The UK Supreme Court has ruled that the damages remedy available to aggrieved government contractors under the EU procurement regime is only available if an authority breach is sufficiently serious. The decision will add an extra step for complaining tenderers in Europe: not only must they prove that a breach of the procurement rules occurred and that they suffered loss, but they will now be required to establish that the breach was severe enough to justify damages being awarded.
After a major overhaul in 2007, the remedies available to aggrieved government contractors in respect of the EU public procurements have been relatively stable. Everyone tends to think they know what is available if something has gone wrong.
The ability to trigger an automatic suspension in a disputed procurement process by issuing proceedings? New in 2007, but the courts, bidders and authorities have got used to it.
The ability to have a court set aside an awarded contract and declare it ineffective? Yes; it’s rare but it can be done.
The ability to get damages if the awarding authority has breached the contract? Yes, obviously. That’s the longest-available remedy and goes right back to the early days of the EU procurement regime — or maybe not …
A recent UK Supreme Court decision (Nuclear Decommissioning Authority v EnergySolutions EU Limited ) on a disputed contract relating to the decommissioning of nuclear reactors in the UK has caused many in the EU procurement sector to reconsider what they thought they knew about the availability of damages in the EU for procurement irregularities.
The claimant’s case against the UK Nuclear Decommissioning Authority was based on alleged errors in the evaluation process. Given that the claimant had spent £10 million on the tender and stood to earn £100 million in fees if it had been successful, a gap of 1.06% in the final evaluation scoring caused it to investigate the evaluation issues. The original High Court decision back in 2006 was that the winning bidder should have been disqualified but that the NDA found a way to avoid the disqualification. Since, under the procurement rules, the claimant had not issued proceedings before the contract as awarded, it was left with a damages claim. The question of the scale and threshold conditions for that claim found its way to the UK Supreme Court.
The Supreme Court went back to the source materials and highlighted that the applicable EU procurement directives referred only to the award of damages to aggrieved tenderers who prove that there has been a breach of the procurement regulations only in cases of serious breach. How would this be squared with the UK implementing regulations that do not specifically refer to the issue of serious breach and merely say that a court may award damages to a bidder that has suffered loss or damage as a consequence of a breach of duty owed by the awarding authority? The Supreme Court concluded that the UK legislation must have been designed not to go further than the “serious breach” standard available under the EU Directive.
So what does “serious breach” involve? Well, unhelpfully, that’s not clear. In the end in the Nuclear Decommissioning Authority case, the parties agreed a compromise so the Supreme Court didn’t have to go on to define what “serious” means. A key European Court of Justice case in 1990, Francovich v Italian Republic, established the “sufficiently serious” requirement generically under EU law but further cases will be needed to pally this standard in the procurement law context. Relevant factors will be the clarity and precision of the rule breached; the degree of discretion afforded to the authority; whether the infringement and the damage caused was intentional or involuntary; and whether any error of law was excusable or inexcusable.

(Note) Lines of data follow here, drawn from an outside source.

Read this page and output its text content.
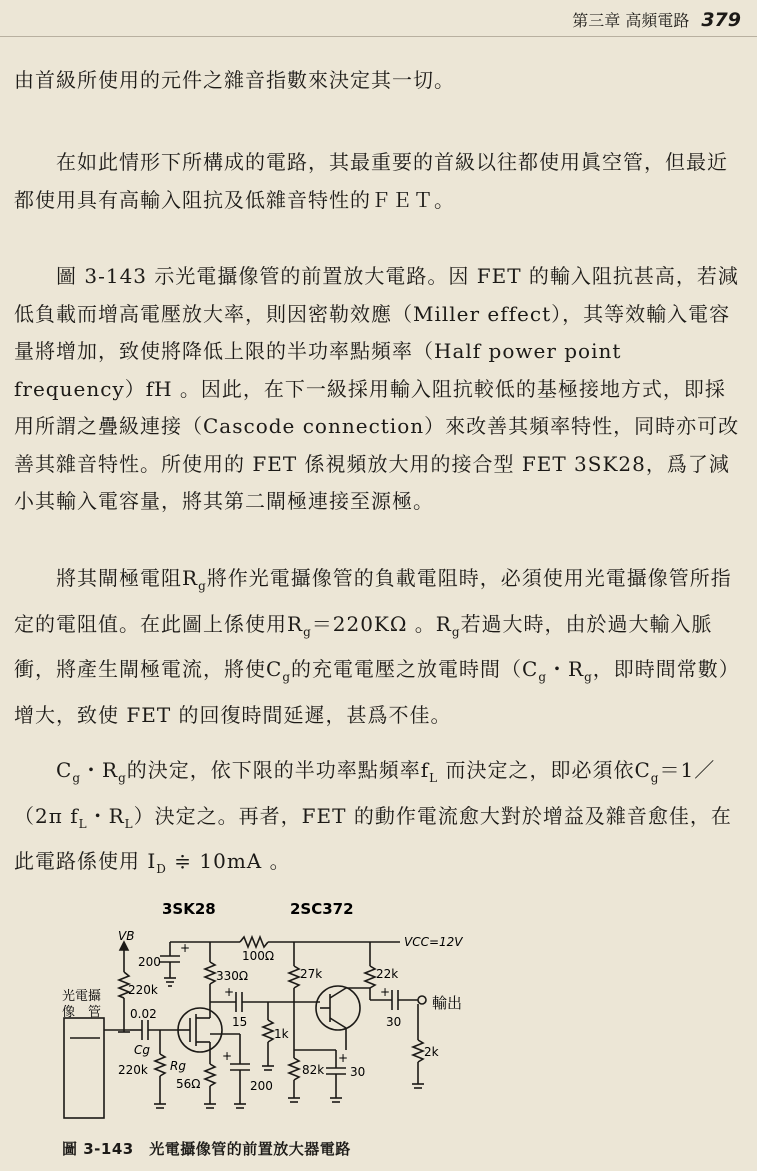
第三章 高頻電路 379

由首級所使用的元件之雜音指數來決定其一切。

在如此情形下所構成的電路，其最重要的首級以往都使用眞空管，但最近都使用具有高輸入阻抗及低雜音特性的ＦＥＴ。

圖 3-143 示光電攝像管的前置放大電路。因 FET 的輸入阻抗甚高，若減低負載而增高電壓放大率，則因密勒效應（Miller effect），其等效輸入電容量將增加，致使將降低上限的半功率點頻率（Half power point frequency）fH 。因此，在下一級採用輸入阻抗較低的基極接地方式，即採用所謂之疊級連接（Cascode connection）來改善其頻率特性，同時亦可改善其雜音特性。所使用的 FET 係視頻放大用的接合型 FET 3SK28，爲了減小其輸入電容量，將其第二閘極連接至源極。

將其閘極電阻$R_g$將作光電攝像管的負載電阻時，必須使用光電攝像管所指定的電阻值。在此圖上係使用$R_g=220K\Omega$ 。$R_g$若過大時，由於過大輸入脈衝，將產生閘極電流，將使$C_g$的充電電壓之放電時間（$C_g$・$R_g$，即時間常數）增大，致使 FET 的回復時間延遲，甚爲不佳。

$C_g$・$R_g$的決定，依下限的半功率點頻率$f_L$ 而決定之，即必須依$C_g=1/(2\pi$ $f_L$・$R_L$）決定之。再者，FET 的動作電流愈大對於增益及雜音愈佳，在此電路係使用 $I_D$ ≑ 10mA 。

3SK28	2SC372
VB	VCC=12V
100Ω
330Ω	27k	22k
200
220k
15
1k
30
輸出
2k
光電攝
像　管 0.02
Cg
220k Rg
56Ω	200
82k 30
+
+
+	+
+
圖 3-143　光電攝像管的前置放大器電路
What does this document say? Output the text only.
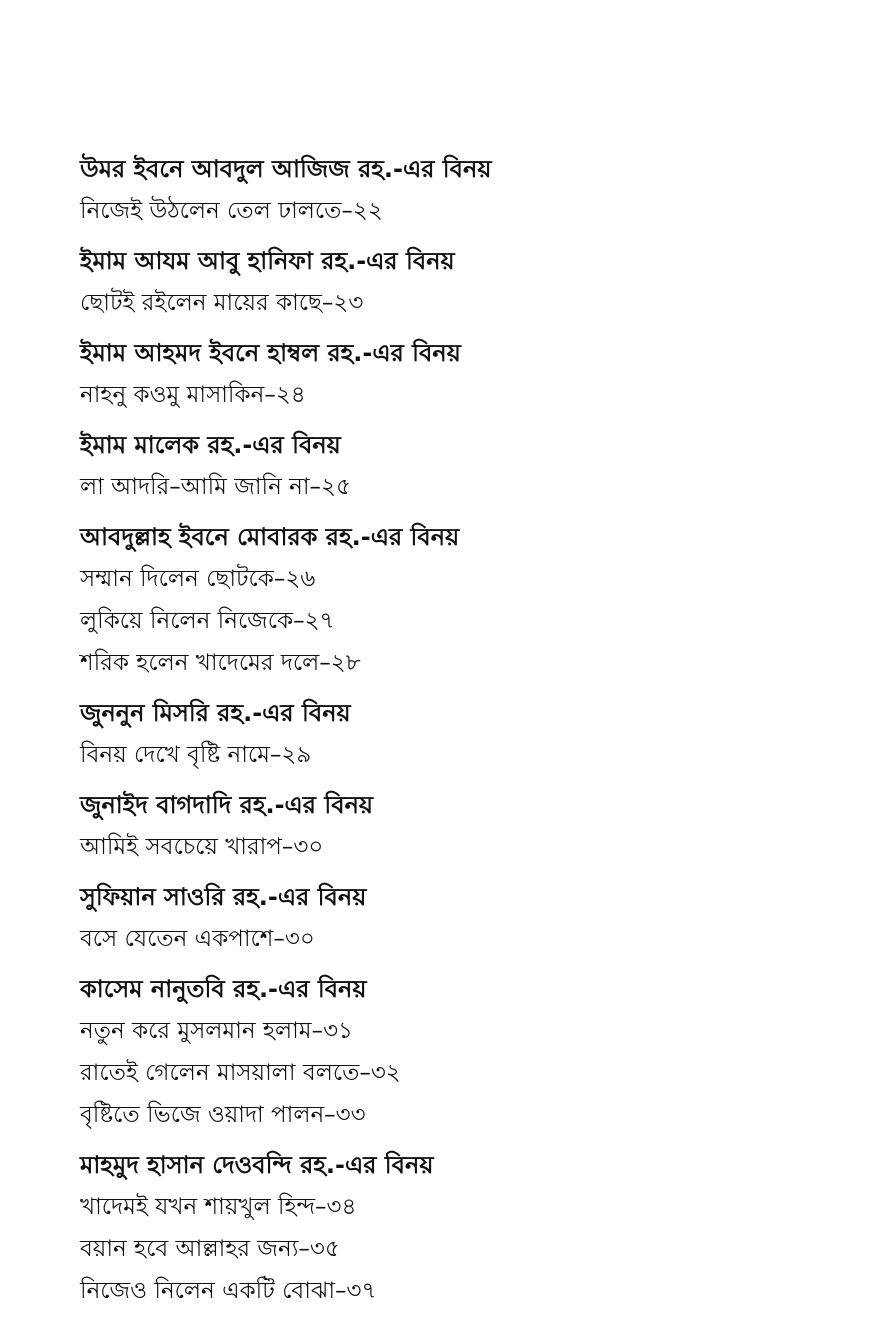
উমর ইবনে আবদুল আজিজ রহ.-এর বিনয়
নিজেই উঠলেন তেল ঢালতে–২২
ইমাম আযম আবু হানিফা রহ.-এর বিনয়
ছোটই রইলেন মায়ের কাছে–২৩
ইমাম আহমদ ইবনে হাম্বল রহ.-এর বিনয়
নাহনু কওমু মাসাকিন–২৪
ইমাম মালেক রহ.-এর বিনয়
লা আদরি–আমি জানি না–২৫
আবদুল্লাহ ইবনে মোবারক রহ.-এর বিনয়
সম্মান দিলেন ছোটকে–২৬
লুকিয়ে নিলেন নিজেকে–২৭
শরিক হলেন খাদেমের দলে–২৮
জুননুন মিসরি রহ.-এর বিনয়
বিনয় দেখে বৃষ্টি নামে–২৯
জুনাইদ বাগদাদি রহ.-এর বিনয়
আমিই সবচেয়ে খারাপ–৩০
সুফিয়ান সাওরি রহ.-এর বিনয়
বসে যেতেন একপাশে–৩০
কাসেম নানুতবি রহ.-এর বিনয়
নতুন করে মুসলমান হলাম–৩১
রাতেই গেলেন মাসয়ালা বলতে–৩২
বৃষ্টিতে ভিজে ওয়াদা পালন–৩৩
মাহমুদ হাসান দেওবন্দি রহ.-এর বিনয়
খাদেমই যখন শায়খুল হিন্দ–৩৪
বয়ান হবে আল্লাহর জন্য–৩৫
নিজেও নিলেন একটি বোঝা–৩৭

In practice, this case may make the decision to commence legal proceedings harder for bidders who feel they have a grievance against an authority on an EU government contract. In the past, there has always been the sense that, while it may be difficult to secure a court order to overturn an awarded contract and have it declared ineffective, there was always the back-up that damages would be available to compensate against loss suffered. The Supreme Court has reminded the industry that damages will not always be available and that the complaining bidder also has to establish that there was a sufficiently serious breach to justify the award of damages.